Director of Public Prosecutions Keir Starmer is to say in a speech later today that the accounts of alleged victims have been treated too cautiously.
New guidelines for the police and prosecution would be drawn up and a panel would review cases where alleged perpetrators were not charged.
Savile case was to be taken as a defining point for the criminal justice system Mr Starmer told BBC home affairs correspondent Danny Shaw.
The late DJ and TV presenter Savile was found to have carried out more than 200 sexual offences over a 54 year period. Though there were several allegations against the presenter, police failed to taken any action while he was alive.
Mr Starmer says that police and prosecuting lawyers have sometimes adopted an over-cautious approach in cases of sexual assault involving children so as to guard against false allegations.
But the credibility of someone alleging foul was being subjected to standards where vulnerable victims were not believed and were not given any protection by the criminal law Mr Starmer is to say in his speech.
Such disbelief puts the complainants into a vulnerable position as their credibility is doubted because of their inability to trust authority or report intimate details.
But overhauling of the way the police and prosecution should treat such cases would require investigators to test the credibility of an allegation by focusing on the subject as well as the alleged victim and whether there are other cases linked to it.
The new College of Policing, with the agreement of the Crown Prosecution Service and Association of Chief Police Officers (Acpo) will develop a new policy to replace the 19 sets of guidelines for investigating child sexual abuse that currently exist.

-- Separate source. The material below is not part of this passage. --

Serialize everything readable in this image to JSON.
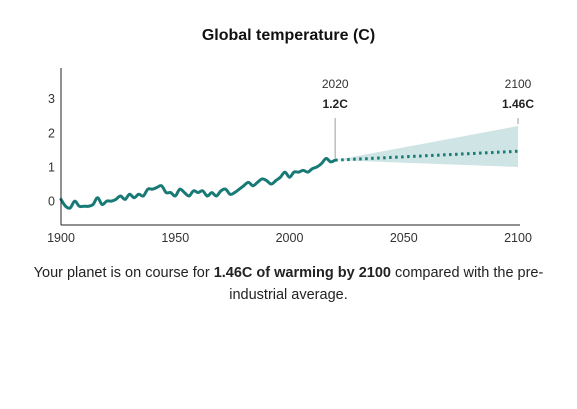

Mr Starmer will say the new policy must be informed, rational and able to withstand the test of time and that another Savile could not be repeated.
BBC home affairs correspondent Danny Shaw said a number of wrongful convictions following investigations into historic child abuse about 10 years ago saw the justice pendulum swing toward a more sceptical approach by police and prosecutors.
But he said after the Savile affair there was a sense that "the pendulum needed to be adjusted.